69% of surveyed Canadian businesses experienced cyber attack in a 12-month period: report

Preparedness against cyber crime among Canadian businesses is lacking despite seven in 10 polled organizations being the victim of a cyber attack, suggests a survey released this week by the International Cyber Security Protection Alliance (ICSPA).

“Across business communities, there is a general lack of strategy, procedures and trained personnel to combat cyber crime,” notes the survey report, Study of the Impact of Cyber Crime on Businesses in Canada: Fighting Cybercrime Together.

The report suggests two factors could be responsible for the lack of preparedness: the damages (financial or reputational) caused by cyber attacks have not been significant to merit shifts in attitudes and behaviour; and/or organizations do not have enough awareness and knowledge of what strategies they should be implementing to minimize their vulnerability against such attacks.

Sponsored by Above Security, BlackBerry, CGI Group Inc. Lockheed Martin and McAfee Inc., the quantitative study involved 520 small, medium and large Canadian businesses in the finance, airline/shipping, telecommunications, utilities, aerospace and defence, and retail sectors. A set of 10 interviews was also conducted by senior research staff.

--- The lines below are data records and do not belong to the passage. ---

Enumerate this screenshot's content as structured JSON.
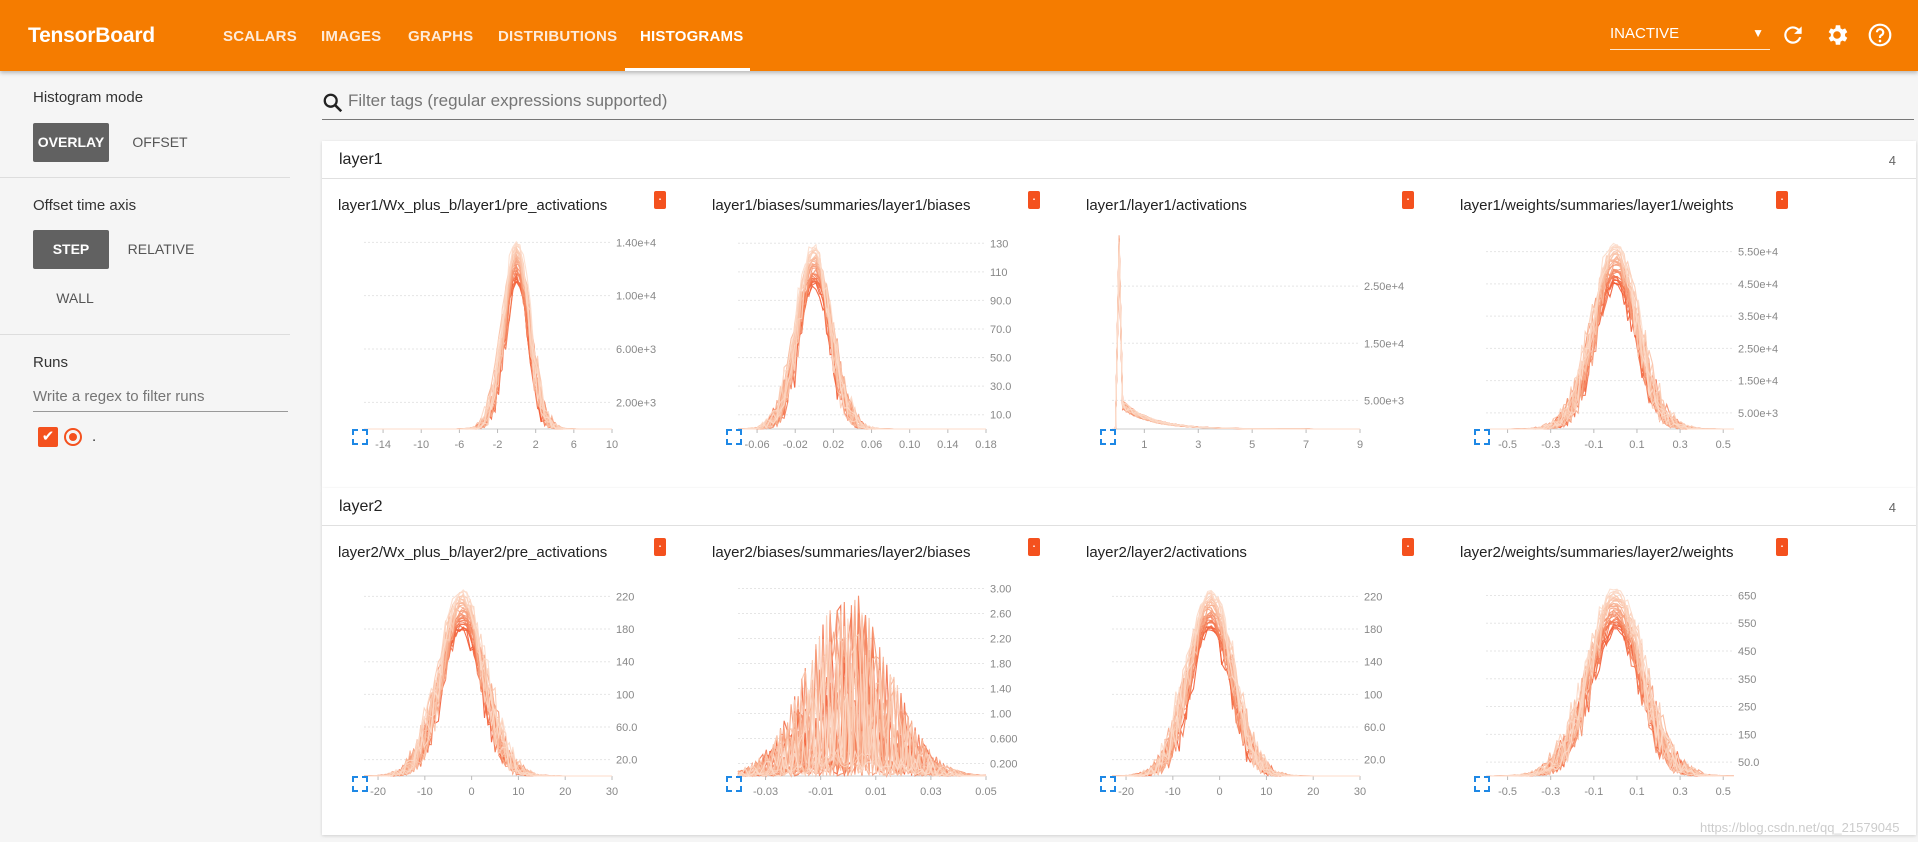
{
  "header": {
    "title": "TensorBoard",
    "tabs": [
      {
        "label": "SCALARS"
      },
      {
        "label": "IMAGES"
      },
      {
        "label": "GRAPHS"
      },
      {
        "label": "DISTRIBUTIONS"
      },
      {
        "label": "HISTOGRAMS",
        "active": true
      }
    ],
    "run_status": "INACTIVE",
    "icons": [
      "refresh-icon",
      "settings-gear-icon",
      "help-icon"
    ]
  },
  "sidebar": {
    "histogram_mode": {
      "title": "Histogram mode",
      "options": [
        "OVERLAY",
        "OFFSET"
      ],
      "selected": "OVERLAY"
    },
    "offset_axis": {
      "title": "Offset time axis",
      "options": [
        "STEP",
        "RELATIVE",
        "WALL"
      ],
      "selected": "STEP"
    },
    "runs": {
      "title": "Runs",
      "filter_placeholder": "Write a regex to filter runs",
      "items": [
        {
          "name": ".",
          "checked": true,
          "color": "#f4511e"
        }
      ]
    }
  },
  "main": {
    "tag_filter_placeholder": "Filter tags (regular expressions supported)"
  },
  "colors": {
    "accent": "#f57c00",
    "series": "#f4511e"
  },
  "watermark": "https://blog.csdn.net/qq_21579045",
  "groups": [
    {
      "name": "layer1",
      "count": "4",
      "cards": [
        {
          "title": "layer1/Wx_plus_b/layer1/pre_activations",
          "chart_data": {
            "type": "area",
            "x_ticks": [
              "-14",
              "-10",
              "-6",
              "-2",
              "2",
              "6",
              "10"
            ],
            "y_ticks": [
              "1.40e+4",
              "1.00e+4",
              "6.00e+3",
              "2.00e+3"
            ],
            "xlim": [
              -16,
              10
            ],
            "ylim": [
              0,
              15000
            ],
            "shape": {
              "kind": "gauss",
              "center": 0,
              "width": 1.3,
              "peak": 14200
            },
            "runs": 30
          }
        },
        {
          "title": "layer1/biases/summaries/layer1/biases",
          "chart_data": {
            "type": "area",
            "x_ticks": [
              "-0.06",
              "-0.02",
              "0.02",
              "0.06",
              "0.10",
              "0.14",
              "0.18"
            ],
            "y_ticks": [
              "130",
              "110",
              "90.0",
              "70.0",
              "50.0",
              "30.0",
              "10.0"
            ],
            "xlim": [
              -0.08,
              0.18
            ],
            "ylim": [
              0,
              140
            ],
            "shape": {
              "kind": "gauss",
              "center": 0,
              "width": 0.017,
              "peak": 130
            },
            "runs": 30
          }
        },
        {
          "title": "layer1/layer1/activations",
          "chart_data": {
            "type": "area",
            "x_ticks": [
              "1",
              "3",
              "5",
              "7",
              "9"
            ],
            "y_ticks": [
              "2.50e+4",
              "1.50e+4",
              "5.00e+3"
            ],
            "xlim": [
              -0.2,
              9
            ],
            "ylim": [
              0,
              35000
            ],
            "shape": {
              "kind": "spike",
              "peak": 34000,
              "tail": 5000,
              "decay": 1.1
            },
            "runs": 30
          }
        },
        {
          "title": "layer1/weights/summaries/layer1/weights",
          "chart_data": {
            "type": "area",
            "x_ticks": [
              "-0.5",
              "-0.3",
              "-0.1",
              "0.1",
              "0.3",
              "0.5"
            ],
            "y_ticks": [
              "5.50e+4",
              "4.50e+4",
              "3.50e+4",
              "2.50e+4",
              "1.50e+4",
              "5.00e+3"
            ],
            "xlim": [
              -0.6,
              0.55
            ],
            "ylim": [
              0,
              62000
            ],
            "shape": {
              "kind": "gauss",
              "center": 0,
              "width": 0.1,
              "peak": 58000
            },
            "runs": 30
          }
        }
      ]
    },
    {
      "name": "layer2",
      "count": "4",
      "cards": [
        {
          "title": "layer2/Wx_plus_b/layer2/pre_activations",
          "chart_data": {
            "type": "area",
            "x_ticks": [
              "-20",
              "-10",
              "0",
              "10",
              "20",
              "30"
            ],
            "y_ticks": [
              "220",
              "180",
              "140",
              "100",
              "60.0",
              "20.0"
            ],
            "xlim": [
              -23,
              30
            ],
            "ylim": [
              0,
              245
            ],
            "shape": {
              "kind": "gauss",
              "center": -2,
              "width": 4.5,
              "peak": 230
            },
            "runs": 30
          }
        },
        {
          "title": "layer2/biases/summaries/layer2/biases",
          "chart_data": {
            "type": "area",
            "x_ticks": [
              "-0.03",
              "-0.01",
              "0.01",
              "0.03",
              "0.05"
            ],
            "y_ticks": [
              "3.00",
              "2.60",
              "2.20",
              "1.80",
              "1.40",
              "1.00",
              "0.600",
              "0.200"
            ],
            "xlim": [
              -0.04,
              0.05
            ],
            "ylim": [
              0,
              3.2
            ],
            "shape": {
              "kind": "spiky",
              "center": 0,
              "width": 0.015,
              "peak": 3.0
            },
            "runs": 30
          }
        },
        {
          "title": "layer2/layer2/activations",
          "chart_data": {
            "type": "area",
            "x_ticks": [
              "-20",
              "-10",
              "0",
              "10",
              "20",
              "30"
            ],
            "y_ticks": [
              "220",
              "180",
              "140",
              "100",
              "60.0",
              "20.0"
            ],
            "xlim": [
              -23,
              30
            ],
            "ylim": [
              0,
              245
            ],
            "shape": {
              "kind": "gauss",
              "center": -2,
              "width": 4.5,
              "peak": 230
            },
            "runs": 30
          }
        },
        {
          "title": "layer2/weights/summaries/layer2/weights",
          "chart_data": {
            "type": "area",
            "x_ticks": [
              "-0.5",
              "-0.3",
              "-0.1",
              "0.1",
              "0.3",
              "0.5"
            ],
            "y_ticks": [
              "650",
              "550",
              "450",
              "350",
              "250",
              "150",
              "50.0"
            ],
            "xlim": [
              -0.6,
              0.55
            ],
            "ylim": [
              0,
              720
            ],
            "shape": {
              "kind": "gauss",
              "center": 0,
              "width": 0.12,
              "peak": 680
            },
            "runs": 30
          }
        }
      ]
    }
  ]
}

“Cyber crime is fairly prevalent among Canadian businesses, with 69% reporting some kind of attack within a 12-month period,” the report states. A total of 5,866 attacks were reported by respondents.

Malware and virus attacks (occurring among 51% of surveyed businesses) are shown to be the most prevalent, with phishing and social engineering (reported by 18% of respondents) being second most common. “The distribution of application-based maleware for mobile devices using cloud-based services for both personal and business use will become a new threat vector of the future,” the report predicts.

Certain cyber crimes have an impact on fewer organizations, but occur frequently, including unauthorized access or misuse of corporate websites (13% of affected businesses); misuse of social networks (15%); and telecommunications fraud (8%).

The report notes that cyber crime attacks conducted over the past 12 months resulted in total financial losses of approximately $5.3 million on average. Some of the related costs include the following:

• financial fraud accounts for the largest portion – 36%, about $1.9 million;
• theft of devices containing company information – 16%, $849,499;
• maleware and virus attacks – $771,937 (although the average loss per incident is relatively low at $454); and
• sabotage of data and networks – $583,298.

“Total cost due to cyber crime attacks increases with revenues: on average, an incident costs large organizations $1,181 compared to $991 in medium, and $741 in small ones,” the report adds.

Despite 64% of respondents reporting that senior management take cyber crime threats seriously, there are considerable gaps in preparedness. “Large businesses are somewhat better prepared than medium and small one, but still much remains to be done to prevent and deal with such attacks.”

Additional survey findings related to preparedness include the following:

• risk assessment processes are not common among surveyed businesses, with only 22% employing them, and the likelihood of employing such processes increasing with a business’ revenues (45% of large businesses, 23% of medium and 17% of small);
• just 6% of polled businesses report accreditation of IT security standards, with this percentage is equally low across all industries and revenue levels; and
• 69% of organizations do not have formal procedures in place to follow in the event of a cyber crime, while 28% do, with such procedures being more common in large businesses than in medium or small ones.

With regard to IT budget allocation toward cyber crime prevention, about 6% of respondents do not apportion any amount; 8% allocate 6% to 25%; 2% apportion more than 25%; and 32% do not know if anything is allocated, or how much.

The report suggests there is a need for improved communications and education with regard to cyber crime threats, their effect and what actions to take. But a further need exists to improve education not only within businesses, “but in messaging from government to the business community.”

Less than half, 44%, of affected organizations enlisted the help of external agencies to assist with cyber crime incidents, with private agencies being far more likely to be engaged than those from government. “Overall, few organizations (11%) ever involved the RCMP or other government agencies in relation to cyber crime and the survey shows the need for greater awareness and information to business from government bodies,” the report states.

Survey respondents noted they believe Public Safety Canada and the RCMP are the appropriate bodies to enhance that message to the business community.

The Canadian survey is one of a series of studies planned by ICSPA that will form a view of cyber crime in different parts of the world. The alliance is a business-led, not-for-profit organization global that channels funding, expertise and assistance directly to assist law enforcements cyber crime units.